A few minutes later, my Dex tells me I’ll be urgently low within 20 minutes. It even counts down the minutes. I waffle between taking more glucose tabs or not, and decide it’s safer to take another one.
Ten minutes later, the reading is still dropping, but I feel that indescribable ache behind my brow bone that means my blood sugar is rocketing up. I decide to check with my glucometer again. It says 150, so I calibrate. My Dex tells me to test again in 10 minutes and recalibrate. My sister (who also has type one) says that the discrepancy between my Dex and glucometer might be because I’m constantly dehydrated. I try to recalibrate, and it doesn’t take, again. I contemplate the metaphorical resonances of inaccurate measurements, especially ones on which my life depends.
We take our 10-minute break in the middle of class, and just before we resume, my pump beeps to tell me I have to change my infusion set soon. I huff. It’s a day of alarms.
At the next prompt, I calibrate my Dexcom again. I’m down to 111. I wonder if it predicted a low because I’m dropping. Just in case that’s happening, I decrease my basal rate by half for an hour. I’ll check again soon to make sure I’m trending the right direction.
Five minutes later, I’m 115 with an arrow up, so I put my basal back to normal. In another 20 minutes, I’m 152. High again. I’ll correct with dinner.
I get some rice, beans and jambalaya and bolus accordingly. I guess it’s about a cup of rice, which is 45 grams of carbs, and probably another 15 or so for the sauce. I know I usually dip low after starchy meals, so I lower the bolus a little bit.

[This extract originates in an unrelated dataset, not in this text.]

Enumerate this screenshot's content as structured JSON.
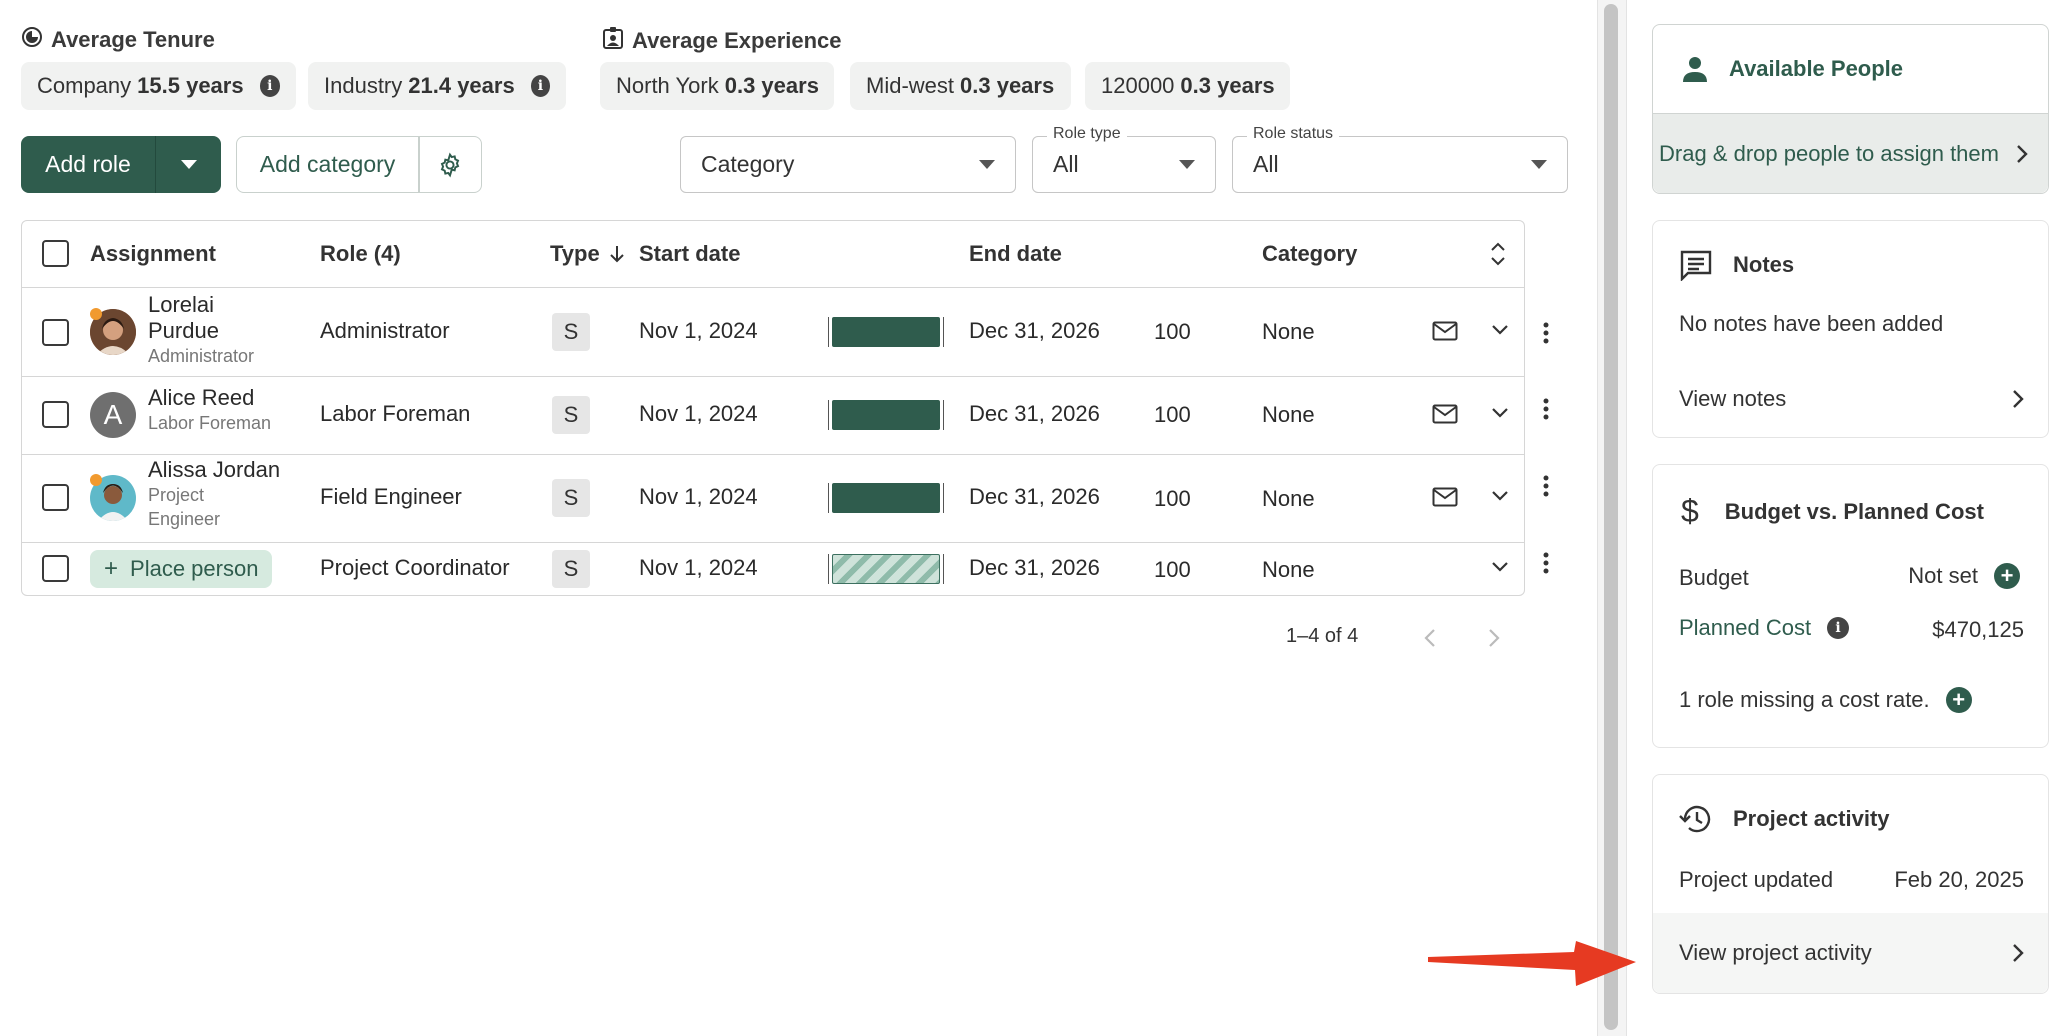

Not enough. An hour after dinner, I’m going low again. I eat fruit snacks because I’m getting tired of chalky glucose tablets. I do some homework and chat with my friends, then get ready for bed. An hour after I fall asleep, my Dexcom loudly announces that my blood sugar is, once again, high.
Today has been a frustrating day for me, blood sugar wise, but it wasn’t peculiar. People think that insulin and technology make diabetes easy, but that’s not true. Insulin isn’t a cure, but it keeps me alive. Even with improved tools for diabetes management, I struggle every day to keep my numbers in an acceptable range. This November, try to remember that some of us have to be our own pancreas.